Shortly after getting here two months ago, and discovering that all I wanted to do was imitate Jesus here, our squad mentor asked us to write a “there statement,” which is ultimately a goal to constantly work on to create a better relationship with the father. I thought about it a lot, thinking about a goal I could pursue the remainder of the race, my transition home, life when I get home, and beyond. And I came up with this statement; “Know Jesus intimately to be able to outwardly share His characteristics with everyone I meet.” The past two months I’ve been working at this. I haven’t been labeling people, instantly judging people. Ive been studying characteristics of Jesus, and then taking that knowledge and sharing it through my actions. The crazy thing is, living like Jesus is an absolute blast.
I get to do ministry and love these boys as if they’re my brothers. I get to show them Jesus through smiling and laughing, generosity, doing chores with them, talking about hard things with them, and simply just exposing them to Him. I don’t ignore their stories though, their stories are important, Jesus wouldn’t ignore them. I get to sit there and listen, and love them through it.
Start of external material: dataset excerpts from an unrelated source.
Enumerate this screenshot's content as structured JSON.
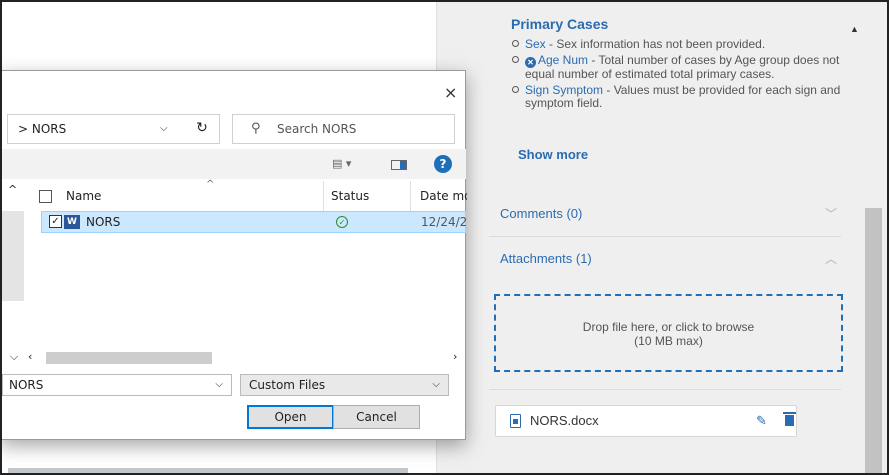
{
  "right_panel": {
    "primary_cases_title": "Primary Cases",
    "issues": [
      {
        "label": "Sex",
        "text": " - Sex information has not been provided."
      },
      {
        "label": "Age Num",
        "text": " - Total number of cases by Age group does not equal number of estimated total primary cases."
      },
      {
        "label": "Sign Symptom",
        "text": " - Values must be provided for each sign and symptom field."
      }
    ],
    "show_more": "Show more",
    "comments_label": "Comments (0)",
    "attachments_label": "Attachments (1)",
    "dropzone_line1": "Drop file here, or click to browse",
    "dropzone_line2": "(10 MB max)",
    "attachment_file": "NORS.docx"
  },
  "dialog": {
    "breadcrumb": "> NORS",
    "search_placeholder": "Search NORS",
    "columns": {
      "name": "Name",
      "status": "Status",
      "date": "Date mo"
    },
    "files": [
      {
        "name": "NORS",
        "date": "12/24/2"
      }
    ],
    "filename_value": "NORS",
    "filter_value": "Custom Files",
    "open_label": "Open",
    "cancel_label": "Cancel"
  },
  "icons": {
    "close": "×",
    "chevron_down": "⌄",
    "refresh": "↻",
    "search": "⌕",
    "help": "?"
  },
  "colors": {
    "link": "#2b6cb0",
    "selection": "#cce8ff",
    "focus": "#0078d7"
  }
}
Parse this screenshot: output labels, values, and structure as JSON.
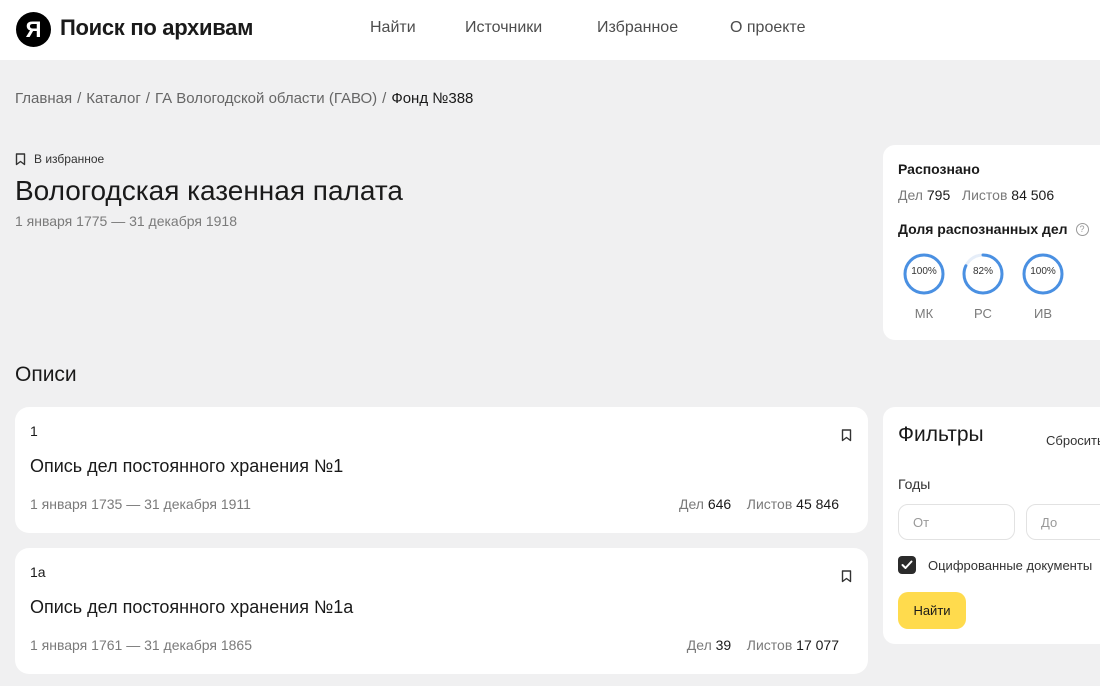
{
  "header": {
    "logo_letter": "Я",
    "logo_text": "Поиск по архивам",
    "nav": [
      "Найти",
      "Источники",
      "Избранное",
      "О проекте"
    ]
  },
  "breadcrumb": [
    "Главная",
    "Каталог",
    "ГА Вологодской области (ГАВО)",
    "Фонд №388"
  ],
  "fund": {
    "favorite_label": "В избранное",
    "title": "Вологодская казенная палата",
    "dates": "1 января 1775 — 31 декабря 1918"
  },
  "recognized": {
    "title": "Распознано",
    "cases_label": "Дел",
    "cases_value": "795",
    "sheets_label": "Листов",
    "sheets_value": "84 506",
    "share_title": "Доля распознанных дел",
    "help_icon": "?",
    "gauges": [
      {
        "label": "МК",
        "value_text": "100%",
        "percent": 100
      },
      {
        "label": "РС",
        "value_text": "82%",
        "percent": 82
      },
      {
        "label": "ИВ",
        "value_text": "100%",
        "percent": 100
      }
    ]
  },
  "inventories": {
    "section_title": "Описи",
    "items": [
      {
        "number": "1",
        "title": "Опись дел постоянного хранения №1",
        "dates": "1 января 1735 — 31 декабря 1911",
        "cases_label": "Дел",
        "cases_value": "646",
        "sheets_label": "Листов",
        "sheets_value": "45 846"
      },
      {
        "number": "1а",
        "title": "Опись дел постоянного хранения №1а",
        "dates": "1 января 1761 — 31 декабря 1865",
        "cases_label": "Дел",
        "cases_value": "39",
        "sheets_label": "Листов",
        "sheets_value": "17 077"
      }
    ]
  },
  "filters": {
    "title": "Фильтры",
    "reset_label": "Сбросить",
    "years_label": "Годы",
    "from_placeholder": "От",
    "to_placeholder": "До",
    "digitized_label": "Оцифрованные документы",
    "digitized_checked": true,
    "submit_label": "Найти"
  },
  "colors": {
    "accent": "#ffdb4d",
    "gauge": "#4a90e2",
    "background": "#f0f0f1"
  }
}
I listen to what life as a street boy looked like, I gain knowledge.
When I say street boys, I don’t strictly mean homeless children. Most of these boys have families, but still ended up living on the street, under bridges, in closed down markets at night. Most of them ran away from home at ages as young as 6 years old because of abusive parents, drug addicted parents, houses so crowded with kids that they were just pushed out, parents that had them go out and steal money in order to feed the family, parents that didn’t want them so they left them on the streets as babies and young children. These kids lives looked like pick pocketing to have money to survive on the streets, drinking alcohol and doing drugs, going into markets and stealing whatever possible, gangs, fighting, police brutality, tattoos, branding, piercings, and so much more. Hearing their stories is heart wrenching and nothing like anything I’ve ever experienced. But the amazing thing is, I don’t know them as those boys. I know them as boys who were redeemed and given grace by the father. I know them as boys who sleep in beds, have food to eat, have showers, who love dressing up for church on Sundays, who go to school, who get accepted into college, who seek redemption and shout repentance. I don’t see them for who they once were; I see them as beloved sons of the father. And I don’t do anything, but love them.
Children’s Garden is a place I’ve fallen in love with. It’s opened my eyes and my heart. It’s given me perspective to go home with. It’s made my walk with Christ so much better. It’s one of the biggest blessing the race has given me. There’s no ministry I would have rather ended my race with.